The strike came amid a broader escalation of conflict that has gripped the Afghanistan-Pakistan border region since late February. The two countries have exchanged fire repeatedly, with both sides accusing each other of cross-border attacks and violations of sovereignty. On the same day as the hospital strike, at least four people, including two children, were reported killed and ten wounded in southeastern Afghanistan following mortar fire from Pakistan, according to provincial officials cited by Al Jazeera. The clashes have disrupted a fragile ceasefire that had been brokered by Qatar in October, after earlier fighting had already claimed dozens of lives.
Pakistan has long accused the Afghan Taliban government of providing safe haven to groups such as Tehrik-i-Taliban Pakistan (TTP) and Baloch separatists, whom Islamabad says are responsible for attacks on Pakistani soil. Kabul, however, denies these allegations, insisting that TTP is an internal issue for Pakistan and not relevant to the Taliban administration. The United Nations Security Council, which met on March 16, 2026, called on Afghanistan’s Taliban government to intensify its efforts to combat terrorism, condemning “in the strongest terms all terrorist activity including terrorist attacks” emanating from within Afghanistan. The Security Council also extended the mandate of the United Nations Assistance Mission in Afghanistan (UNAMA) for another three months.
Efforts to mediate between the two sides have so far yielded little progress. China’s special envoy, as reported by CBS News and Al Jazeera, spent a week shuttling between Kabul and Islamabad, urging both parties to “remain calm and exercise restraint, engage face to face ASAP, achieve a ceasefire at the earliest opportunity, and resolve differences and disputes through dialogue.” Yet, as Michael Kugelman of the Atlantic Council told AFP, “There are no off-ramps in sight.” He noted that other potential mediators, such as the Arab Gulf nations, are preoccupied with their own conflicts, leaving the Afghanistan-Pakistan dispute dangerously unresolved.

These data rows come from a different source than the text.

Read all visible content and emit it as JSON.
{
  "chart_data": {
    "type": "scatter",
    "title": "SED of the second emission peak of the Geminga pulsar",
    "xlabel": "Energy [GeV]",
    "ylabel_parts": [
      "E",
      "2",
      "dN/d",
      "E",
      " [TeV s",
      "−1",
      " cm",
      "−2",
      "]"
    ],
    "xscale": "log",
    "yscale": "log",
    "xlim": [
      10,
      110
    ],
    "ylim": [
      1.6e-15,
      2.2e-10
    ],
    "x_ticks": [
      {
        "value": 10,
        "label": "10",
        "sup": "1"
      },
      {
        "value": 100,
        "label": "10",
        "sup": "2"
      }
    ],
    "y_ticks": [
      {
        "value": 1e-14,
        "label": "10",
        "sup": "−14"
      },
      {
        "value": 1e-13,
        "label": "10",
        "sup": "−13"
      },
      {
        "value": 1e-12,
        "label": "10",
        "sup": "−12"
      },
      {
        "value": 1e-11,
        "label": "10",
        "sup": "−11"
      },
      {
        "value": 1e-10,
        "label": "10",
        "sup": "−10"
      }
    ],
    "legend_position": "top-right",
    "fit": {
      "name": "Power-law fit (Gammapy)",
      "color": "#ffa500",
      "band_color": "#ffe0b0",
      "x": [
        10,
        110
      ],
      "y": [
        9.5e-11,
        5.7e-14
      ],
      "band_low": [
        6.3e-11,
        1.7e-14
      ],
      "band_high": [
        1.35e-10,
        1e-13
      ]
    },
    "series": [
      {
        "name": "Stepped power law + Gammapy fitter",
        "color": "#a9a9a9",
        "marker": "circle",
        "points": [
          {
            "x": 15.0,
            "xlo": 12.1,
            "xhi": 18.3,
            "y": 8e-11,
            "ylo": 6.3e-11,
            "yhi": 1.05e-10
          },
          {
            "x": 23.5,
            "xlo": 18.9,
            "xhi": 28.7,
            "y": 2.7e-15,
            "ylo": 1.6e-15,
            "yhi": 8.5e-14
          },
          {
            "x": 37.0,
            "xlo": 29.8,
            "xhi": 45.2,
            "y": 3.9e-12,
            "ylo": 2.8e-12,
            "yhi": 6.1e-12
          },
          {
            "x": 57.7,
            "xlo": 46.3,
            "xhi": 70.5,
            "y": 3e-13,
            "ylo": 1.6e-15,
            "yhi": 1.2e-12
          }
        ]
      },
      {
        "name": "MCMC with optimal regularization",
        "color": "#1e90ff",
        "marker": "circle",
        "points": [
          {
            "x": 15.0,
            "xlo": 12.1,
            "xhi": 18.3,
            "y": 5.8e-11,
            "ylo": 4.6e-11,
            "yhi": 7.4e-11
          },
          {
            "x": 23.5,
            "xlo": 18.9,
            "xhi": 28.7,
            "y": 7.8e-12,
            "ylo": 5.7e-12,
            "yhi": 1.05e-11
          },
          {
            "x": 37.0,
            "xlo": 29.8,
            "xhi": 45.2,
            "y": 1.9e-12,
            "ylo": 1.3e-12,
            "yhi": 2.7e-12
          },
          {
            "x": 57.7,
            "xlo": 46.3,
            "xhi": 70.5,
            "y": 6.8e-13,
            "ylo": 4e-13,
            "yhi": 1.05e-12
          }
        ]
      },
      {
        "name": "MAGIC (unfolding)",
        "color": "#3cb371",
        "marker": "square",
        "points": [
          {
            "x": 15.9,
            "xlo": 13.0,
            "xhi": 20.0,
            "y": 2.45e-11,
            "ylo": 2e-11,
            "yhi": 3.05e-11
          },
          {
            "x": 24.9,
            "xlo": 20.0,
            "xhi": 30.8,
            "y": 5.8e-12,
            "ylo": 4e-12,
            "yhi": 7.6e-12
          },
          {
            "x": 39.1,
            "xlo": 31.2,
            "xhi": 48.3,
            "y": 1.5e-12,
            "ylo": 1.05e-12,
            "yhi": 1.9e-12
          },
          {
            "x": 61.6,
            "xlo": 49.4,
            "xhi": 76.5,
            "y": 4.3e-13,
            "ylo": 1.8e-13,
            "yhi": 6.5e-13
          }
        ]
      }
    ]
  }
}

The humanitarian fallout from the attacks has been severe. The World Food Programme announced it had begun mobilizing to provide “immediate lifesaving food” to more than 20,000 Afghan families displaced by the conflict, according to Al Jazeera. Meanwhile, survivors and health workers at the destroyed hospital continue to grapple with trauma and loss. Dr Ahmad Wali Yousafzai, a health officer at the center, recalled the chaos: “We were too few in number to save all of them.” Ambulance driver Haji Fahim described the grim task of transporting bodies to nearby hospitals, saying, “Now we have come again ... there are still bodies under the rubble.”
As both governments trade accusations and the international community calls for restraint, ordinary Afghans are left to pick up the pieces. The Omid hospital, once a beacon of hope for those struggling with addiction, now stands as a stark symbol of the human cost of conflict—its blackened walls and scattered belongings a silent testimony to a night that changed countless lives forever.